At least 40 recent college graduates have lost job offers in the past few weeks, according to LinkedIn posts and Google spreadsheets that circulated online to help those affected find new positions.

As of Tuesday, 22 recent grads were listed on a spreadsheet as having offers rescinded from Twitter and nine people were listed on a separate spreadsheet for Coinbase.

In a statement, Twitter said it acknowledged that the rescinded offers could put candidates in a difficult position, and said it is offering compensation to those affected.

Coinbase pointed to a June 2 blog post that said the decision to rescind a number of offers was not made lightly, but was "necessary to ensure we are only growing in the highest-priority areas."

Chloe Ho, a recent graduate from the University of California, Davis, and who is originally from Hong Kong, has until Sept. 29 to find a new job, or be forced to leave the United States. Ho had accepted a position as a content marketing specialist for an online grocery company called Weee! before the position was rescinded.

As a non-U.S. citizen who needs a new employer to sponsor her work visa, “my options are very limited,” she said.

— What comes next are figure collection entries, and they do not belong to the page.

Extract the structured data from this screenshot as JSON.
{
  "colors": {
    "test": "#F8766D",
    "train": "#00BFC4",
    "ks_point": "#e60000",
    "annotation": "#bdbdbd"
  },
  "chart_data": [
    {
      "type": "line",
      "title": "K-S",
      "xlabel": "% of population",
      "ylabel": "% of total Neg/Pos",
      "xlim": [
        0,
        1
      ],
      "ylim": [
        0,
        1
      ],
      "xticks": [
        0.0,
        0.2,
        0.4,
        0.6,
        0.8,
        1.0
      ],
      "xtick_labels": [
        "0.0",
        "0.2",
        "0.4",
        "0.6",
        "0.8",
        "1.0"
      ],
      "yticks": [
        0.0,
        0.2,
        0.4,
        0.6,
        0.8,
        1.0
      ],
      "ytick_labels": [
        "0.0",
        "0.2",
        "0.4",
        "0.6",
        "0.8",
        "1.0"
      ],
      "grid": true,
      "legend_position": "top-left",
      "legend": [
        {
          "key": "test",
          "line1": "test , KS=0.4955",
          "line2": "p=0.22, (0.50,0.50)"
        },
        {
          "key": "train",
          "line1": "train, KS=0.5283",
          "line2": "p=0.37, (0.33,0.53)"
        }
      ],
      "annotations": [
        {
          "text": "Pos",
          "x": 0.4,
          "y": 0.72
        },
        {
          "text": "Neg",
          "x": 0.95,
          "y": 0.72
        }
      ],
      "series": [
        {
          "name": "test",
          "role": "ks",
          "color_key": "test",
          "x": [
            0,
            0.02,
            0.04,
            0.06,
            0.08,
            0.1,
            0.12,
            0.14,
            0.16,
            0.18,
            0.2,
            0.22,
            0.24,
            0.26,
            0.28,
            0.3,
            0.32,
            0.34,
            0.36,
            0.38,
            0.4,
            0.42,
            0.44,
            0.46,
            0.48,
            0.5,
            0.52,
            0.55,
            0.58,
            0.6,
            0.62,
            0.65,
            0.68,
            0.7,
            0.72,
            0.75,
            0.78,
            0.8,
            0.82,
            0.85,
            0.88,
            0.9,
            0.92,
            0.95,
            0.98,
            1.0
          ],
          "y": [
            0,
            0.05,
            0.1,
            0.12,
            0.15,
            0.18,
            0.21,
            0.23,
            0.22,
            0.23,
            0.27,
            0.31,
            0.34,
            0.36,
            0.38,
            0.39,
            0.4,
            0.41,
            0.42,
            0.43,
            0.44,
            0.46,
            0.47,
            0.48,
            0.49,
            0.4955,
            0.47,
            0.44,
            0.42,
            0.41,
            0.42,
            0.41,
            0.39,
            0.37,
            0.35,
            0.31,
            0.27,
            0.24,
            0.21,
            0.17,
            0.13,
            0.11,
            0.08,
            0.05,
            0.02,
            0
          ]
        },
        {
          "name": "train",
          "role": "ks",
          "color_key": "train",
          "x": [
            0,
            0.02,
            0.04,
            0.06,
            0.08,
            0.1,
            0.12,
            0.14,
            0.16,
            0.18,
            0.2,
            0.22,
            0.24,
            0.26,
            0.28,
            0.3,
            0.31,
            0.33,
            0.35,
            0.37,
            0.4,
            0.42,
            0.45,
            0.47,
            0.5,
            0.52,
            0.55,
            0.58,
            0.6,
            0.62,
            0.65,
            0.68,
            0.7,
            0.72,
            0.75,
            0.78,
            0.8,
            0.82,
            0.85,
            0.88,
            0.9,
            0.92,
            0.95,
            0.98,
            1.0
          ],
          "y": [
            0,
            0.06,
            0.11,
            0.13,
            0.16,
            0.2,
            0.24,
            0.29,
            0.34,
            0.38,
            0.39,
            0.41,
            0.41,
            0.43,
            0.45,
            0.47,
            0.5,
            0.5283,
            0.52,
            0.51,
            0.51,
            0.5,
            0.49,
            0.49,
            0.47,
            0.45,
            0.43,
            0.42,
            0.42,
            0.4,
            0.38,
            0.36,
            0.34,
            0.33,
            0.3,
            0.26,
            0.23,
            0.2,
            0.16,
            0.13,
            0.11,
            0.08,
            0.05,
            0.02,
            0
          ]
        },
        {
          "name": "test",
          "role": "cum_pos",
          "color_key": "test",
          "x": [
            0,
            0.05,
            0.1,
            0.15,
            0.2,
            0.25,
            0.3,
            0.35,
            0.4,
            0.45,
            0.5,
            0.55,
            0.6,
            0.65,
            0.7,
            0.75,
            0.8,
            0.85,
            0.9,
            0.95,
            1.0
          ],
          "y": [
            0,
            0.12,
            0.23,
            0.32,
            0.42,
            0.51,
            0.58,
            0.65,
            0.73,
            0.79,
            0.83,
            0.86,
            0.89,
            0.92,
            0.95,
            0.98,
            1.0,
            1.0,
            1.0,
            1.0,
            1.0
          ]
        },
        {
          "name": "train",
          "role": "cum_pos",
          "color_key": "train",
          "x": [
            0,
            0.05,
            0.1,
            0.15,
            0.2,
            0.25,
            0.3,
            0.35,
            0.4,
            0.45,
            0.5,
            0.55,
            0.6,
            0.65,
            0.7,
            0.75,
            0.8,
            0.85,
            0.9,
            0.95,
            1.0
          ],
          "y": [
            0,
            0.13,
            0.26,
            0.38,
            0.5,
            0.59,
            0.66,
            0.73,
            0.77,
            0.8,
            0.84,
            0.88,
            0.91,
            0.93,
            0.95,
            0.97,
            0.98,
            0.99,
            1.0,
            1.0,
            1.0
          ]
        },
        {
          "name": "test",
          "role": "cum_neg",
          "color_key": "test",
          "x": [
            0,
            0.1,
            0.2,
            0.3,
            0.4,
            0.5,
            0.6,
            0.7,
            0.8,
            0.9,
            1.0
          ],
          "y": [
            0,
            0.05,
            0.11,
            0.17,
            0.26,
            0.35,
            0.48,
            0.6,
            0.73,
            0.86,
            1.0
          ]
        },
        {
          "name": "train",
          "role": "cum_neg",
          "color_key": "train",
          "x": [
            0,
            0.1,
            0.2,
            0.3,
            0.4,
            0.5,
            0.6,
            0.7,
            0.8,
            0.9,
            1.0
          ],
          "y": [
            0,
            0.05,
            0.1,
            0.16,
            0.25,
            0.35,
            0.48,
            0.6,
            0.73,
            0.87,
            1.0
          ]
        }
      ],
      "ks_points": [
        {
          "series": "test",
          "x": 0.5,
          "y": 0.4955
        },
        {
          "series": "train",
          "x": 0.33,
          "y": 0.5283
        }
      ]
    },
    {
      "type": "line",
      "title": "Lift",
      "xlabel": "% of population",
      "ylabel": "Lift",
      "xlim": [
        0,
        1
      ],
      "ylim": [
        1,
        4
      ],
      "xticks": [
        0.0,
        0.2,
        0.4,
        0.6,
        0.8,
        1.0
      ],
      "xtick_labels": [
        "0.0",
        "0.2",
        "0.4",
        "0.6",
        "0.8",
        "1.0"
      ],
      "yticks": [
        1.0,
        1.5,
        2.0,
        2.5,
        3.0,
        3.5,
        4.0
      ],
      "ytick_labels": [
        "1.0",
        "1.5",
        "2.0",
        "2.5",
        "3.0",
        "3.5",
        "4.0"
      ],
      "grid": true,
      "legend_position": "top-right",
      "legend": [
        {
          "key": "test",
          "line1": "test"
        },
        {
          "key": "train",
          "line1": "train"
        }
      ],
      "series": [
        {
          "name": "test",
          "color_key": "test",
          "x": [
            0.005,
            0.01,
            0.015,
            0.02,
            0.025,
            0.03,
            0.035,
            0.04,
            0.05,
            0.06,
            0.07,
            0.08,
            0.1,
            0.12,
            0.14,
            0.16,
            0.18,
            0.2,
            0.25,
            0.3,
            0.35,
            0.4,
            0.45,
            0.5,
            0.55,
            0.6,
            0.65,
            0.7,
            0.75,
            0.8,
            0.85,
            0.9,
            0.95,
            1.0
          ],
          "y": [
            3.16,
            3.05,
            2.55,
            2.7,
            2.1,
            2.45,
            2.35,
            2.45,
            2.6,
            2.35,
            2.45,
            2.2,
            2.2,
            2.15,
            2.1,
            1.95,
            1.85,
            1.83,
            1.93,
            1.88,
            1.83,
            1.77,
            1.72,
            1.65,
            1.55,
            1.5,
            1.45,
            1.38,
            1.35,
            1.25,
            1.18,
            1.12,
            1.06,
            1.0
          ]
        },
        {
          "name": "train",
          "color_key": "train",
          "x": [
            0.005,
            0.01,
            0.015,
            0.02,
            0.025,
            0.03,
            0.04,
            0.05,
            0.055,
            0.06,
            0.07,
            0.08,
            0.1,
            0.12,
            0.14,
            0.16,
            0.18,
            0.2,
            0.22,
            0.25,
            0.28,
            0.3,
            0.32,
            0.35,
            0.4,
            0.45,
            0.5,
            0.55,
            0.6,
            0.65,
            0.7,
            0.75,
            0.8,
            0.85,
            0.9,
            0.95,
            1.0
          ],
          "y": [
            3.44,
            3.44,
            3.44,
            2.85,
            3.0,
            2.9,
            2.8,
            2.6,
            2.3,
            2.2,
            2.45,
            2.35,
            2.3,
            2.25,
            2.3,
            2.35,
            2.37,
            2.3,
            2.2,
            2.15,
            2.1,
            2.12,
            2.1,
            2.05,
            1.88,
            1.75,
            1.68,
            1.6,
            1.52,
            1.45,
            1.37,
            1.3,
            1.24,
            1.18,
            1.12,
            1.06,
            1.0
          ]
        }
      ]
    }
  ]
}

Ho said she canceled a lease for a new apartment in the San Francisco Bay area, pulled out of vacation plans with friends and will now spend the next three months networking for a new job during the day and submitting applications at night. “I had planned everything around this job,” she said.

Many affected graduates took to LinkedIn to express their disappointment, detail how the rescinded offers upended plans for cross-country moves and ask for referrals to new companies.

Graduates who spoke with Reuters said they were surprised by the level of outreach from people offering to help. Still, the sting of losing their dream jobs has lingered.

One recent college graduate who was set to join Coinbase, and did not want to be named due to his ongoing job hunt, said that just a week before losing his job offer, he had received an email from Coinbase with reassurance that the company did not plan to walk back existing offers.

“I was disappointed for a few reasons. I didn’t think leadership would make that decision,” he said.

While the companies may be saving some money in the short term, they are risking “potentially catastrophic” reputational damage, said Brian Kropp, distinguished vice president of Gartner's human resources practice.

“Just think about how unfair that is to people you’re rescinding the offer from,” he said. “You’re putting them in a painful situation.”